What if the person expresses a desire to be a sex toy in his or her will after they pass on?***** What if the administrator of their estate consents?

You’re right that it’s “against public policy,” but ignoring any possible public health rationale it’s against public policy for purely moral reasons. If purely moralistic reasons are an insufficient public policy to invade private sexual choices (as the court held today), then sex with a consenting corpse might well be constitutionally protected. And of course that assumes the corpse is more than a hunk o’ meat necessitating consent in the first place.

(Again, I don’t see this actually happening. But it’s a fun point to argue).

  • There have been requests more fucked up than this in past wills. When I was taking Wills & Estates in law school, there was an example in the casebook of one guy who wanted his skin removed and used as a bookbinding for his memoirs. No cite, but I swear I am not making it up. I’m not that creative.

The arguments put forth by opponents of gay rights frankly baffle me. It doesn’t take a whole lot of brainstorming to see significant differences between private adult sexual conduct and bestiality and corpse raping.

Scalia and his ilk to stain at a gnat, and swallow a camel, pretending there is no material differences between homosexuality and the laundry list of horrors that they insist await us in the future as a result of this decision. Their obtuseness and myopia are made abundantly clear.

There are problematic consent issues on the part of the corpse, plus the issues of corpse “ownership” which I believe can convincingly justify a blanket ban on corpse screwing notwithstanding issues of sexual freedom.

I see this as a reasonable inference, but I don’t see why that’s a problem. What right does a state have to prevent these things (assuming that the same right to privacy would obtain in these cases as it does in L&G V. Texas)?

Sheesh, you guys are way overthinking this. The majority opinion is quite clear about what it is and is not protecting:

I think the public health issue is suffiecient enough that “moral” considerations would not have to be brought into play.

Dewey, you are more than welcome to fuck your own apple pie, but I’d have objections to your fucking my apple pie. (Although if we can get enough paying customers to watch you do it, I might very well reconsider! ;))

Much the same argument applies to the point I was trying to make. Title to the corpse resides in the estate of the deceased, and that estate is prevented from violating public policy in its disposition – regardless of the wishes of the deceased. If a man stated in his will that he wishes his penis to be preserved erect by a taxidermist and given to his wife for use as a dildo, I presume that that provision would be declared contrary to public policy and disregarded (even if his widow wants it!).

If you choose to assume a shift in public policy to the point that necrophilia becomes publicly acceptable, you’re free to do so. I’m trying to work from the basis of the law as it is currently expounded, taking into account Lawrence and the concerns you raised on its implications.

Is there any remote chance we can get back to the implications of Lawrence for the lives of gay men and women, as opposed to pederasts, necrophiliacs, adulterous pedophile necrophiliacs, persons who masturbate while looking at pictures of Justice Scalia, and other perversions?

:eek:
My god, Poly, I had no idea you were concealing such a dark mind. That is one hideous image. [shudder]

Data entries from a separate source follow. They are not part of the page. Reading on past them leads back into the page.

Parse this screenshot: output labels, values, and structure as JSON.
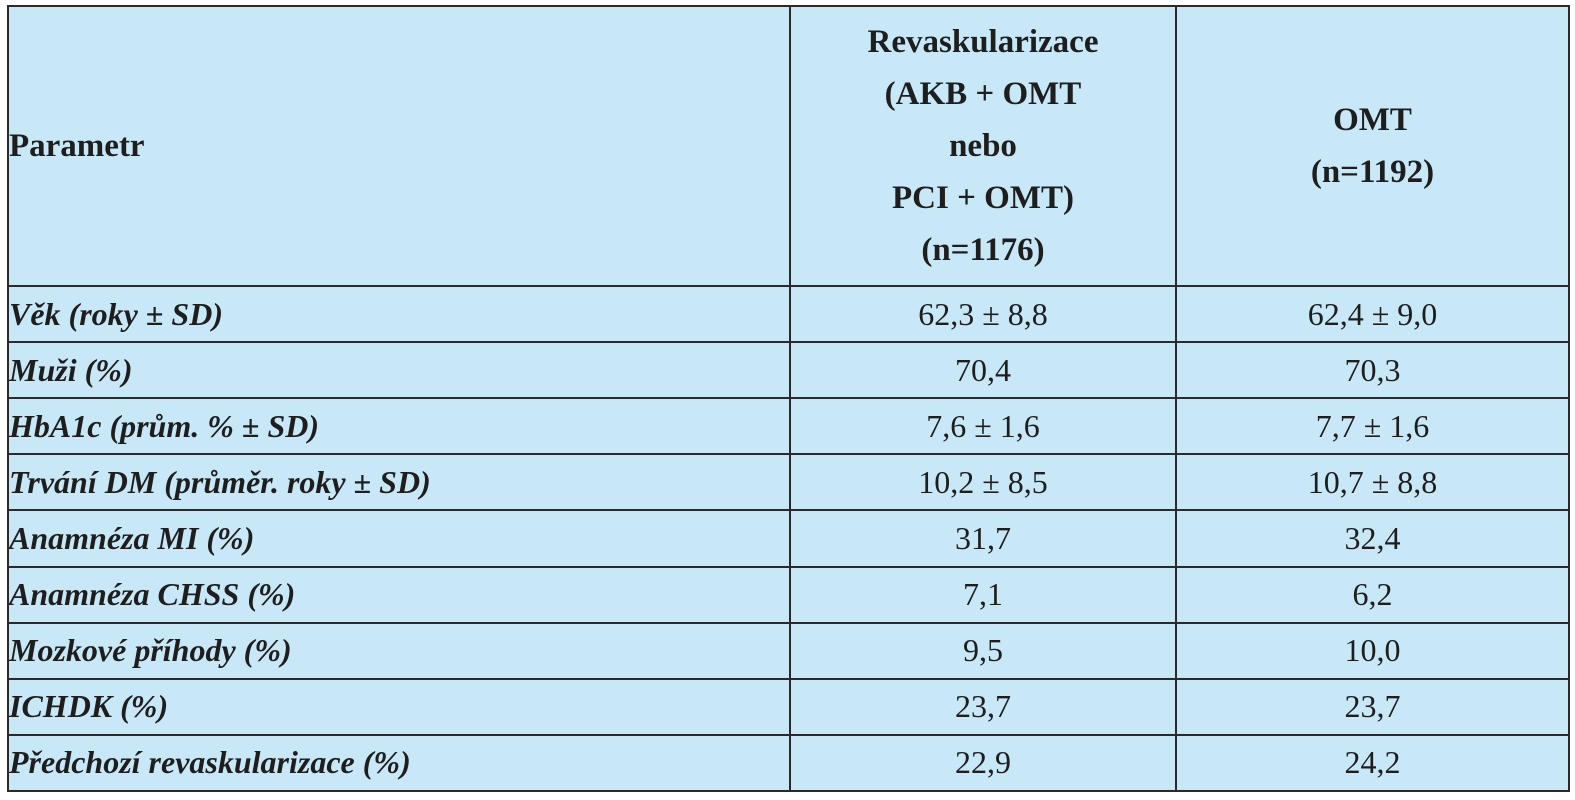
{
  "table": {
    "header": {
      "parameter": "Parametr",
      "revascularization_lines": [
        "Revaskularizace",
        "(AKB + OMT",
        "nebo",
        "PCI + OMT)",
        "(n=1176)"
      ],
      "omt_lines": [
        "OMT",
        "(n=1192)"
      ]
    },
    "rows": [
      {
        "parameter": "Věk (roky ± SD)",
        "revascularization": "62,3 ± 8,8",
        "omt": "62,4 ± 9,0"
      },
      {
        "parameter": "Muži (%)",
        "revascularization": "70,4",
        "omt": "70,3"
      },
      {
        "parameter": "HbA1c (prům. % ± SD)",
        "revascularization": "7,6 ± 1,6",
        "omt": "7,7 ± 1,6"
      },
      {
        "parameter": "Trvání DM (průměr. roky ± SD)",
        "revascularization": "10,2 ± 8,5",
        "omt": "10,7 ± 8,8"
      },
      {
        "parameter": "Anamnéza MI (%)",
        "revascularization": "31,7",
        "omt": "32,4"
      },
      {
        "parameter": "Anamnéza CHSS (%)",
        "revascularization": "7,1",
        "omt": "6,2"
      },
      {
        "parameter": "Mozkové příhody (%)",
        "revascularization": "9,5",
        "omt": "10,0"
      },
      {
        "parameter": "ICHDK (%)",
        "revascularization": "23,7",
        "omt": "23,7"
      },
      {
        "parameter": "Předchozí revaskularizace (%)",
        "revascularization": "22,9",
        "omt": "24,2"
      }
    ]
  }
}
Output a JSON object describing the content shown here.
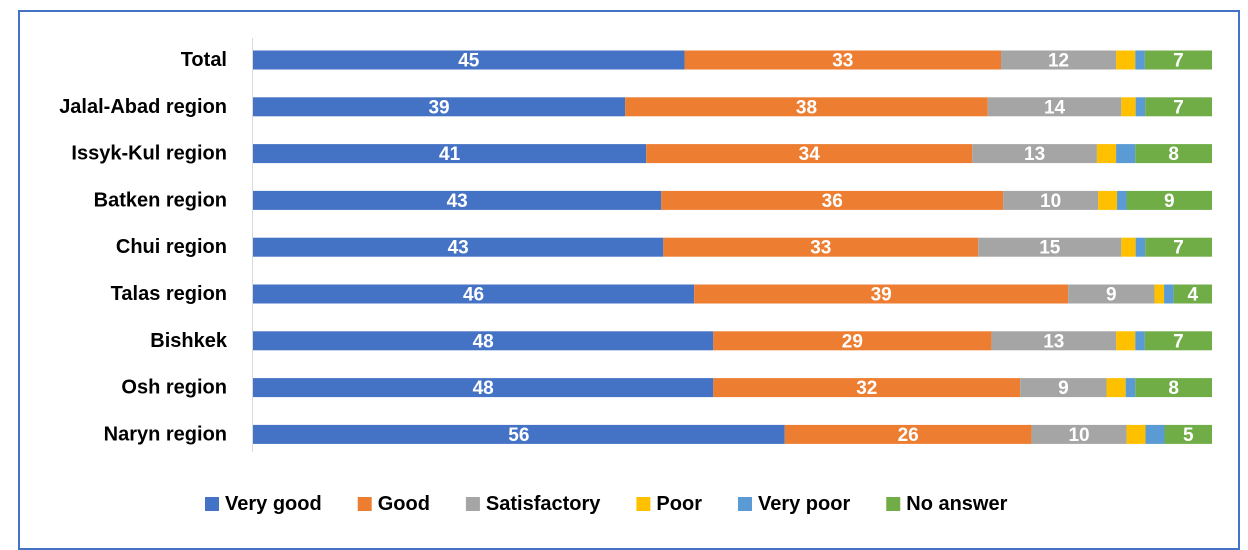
{
  "chart_data": {
    "type": "bar",
    "orientation": "horizontal",
    "stacked": true,
    "categories": [
      "Total",
      "Jalal-Abad region",
      "Issyk-Kul region",
      "Batken region",
      "Chui region",
      "Talas region",
      "Bishkek",
      "Osh region",
      "Naryn region"
    ],
    "series": [
      {
        "name": "Very good",
        "color": "#4472c4",
        "values": [
          45,
          39,
          41,
          43,
          43,
          46,
          48,
          48,
          56
        ]
      },
      {
        "name": "Good",
        "color": "#ed7d31",
        "values": [
          33,
          38,
          34,
          36,
          33,
          39,
          29,
          32,
          26
        ]
      },
      {
        "name": "Satisfactory",
        "color": "#a5a5a5",
        "values": [
          12,
          14,
          13,
          10,
          15,
          9,
          13,
          9,
          10
        ]
      },
      {
        "name": "Poor",
        "color": "#ffc000",
        "values": [
          2,
          1.5,
          2,
          2,
          1.5,
          1,
          2,
          2,
          2
        ]
      },
      {
        "name": "Very poor",
        "color": "#5b9bd5",
        "values": [
          1,
          1,
          2,
          1,
          1,
          1,
          1,
          1,
          2
        ]
      },
      {
        "name": "No answer",
        "color": "#70ad47",
        "values": [
          7,
          7,
          8,
          9,
          7,
          4,
          7,
          8,
          5
        ]
      }
    ],
    "data_labels": {
      "Very good": [
        "45",
        "39",
        "41",
        "43",
        "43",
        "46",
        "48",
        "48",
        "56"
      ],
      "Good": [
        "33",
        "38",
        "34",
        "36",
        "33",
        "39",
        "29",
        "32",
        "26"
      ],
      "Satisfactory": [
        "12",
        "14",
        "13",
        "10",
        "15",
        "9",
        "13",
        "9",
        "10"
      ],
      "No answer": [
        "7",
        "7",
        "8",
        "9",
        "7",
        "4",
        "7",
        "8",
        "5"
      ]
    },
    "xlim": [
      0,
      100
    ],
    "grid": false,
    "legend_position": "bottom",
    "title": "",
    "xlabel": "",
    "ylabel": ""
  }
}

LORD! If I had seen such a thing, I might find some relief by gouging out my eyes, but Nooooooooo. What is one to do? Snort a mixture of LSD and Drano?

Thanks for sharing, Polycarp.

If in the fact the privacy right does exist and is now being solidifed, just out of curiousity, what’s to stop a one justice majority from overturning:

Local & State & Income Tax Laws
Medicare & Social Security tax withholdings
Commerce Regulations

and a whole host of other laws that some civil libertarians could argue are just as much of a Government infringement on personal privacy?

Good sense?

Could you please explain how these things could remotely be protected under a right to privacy?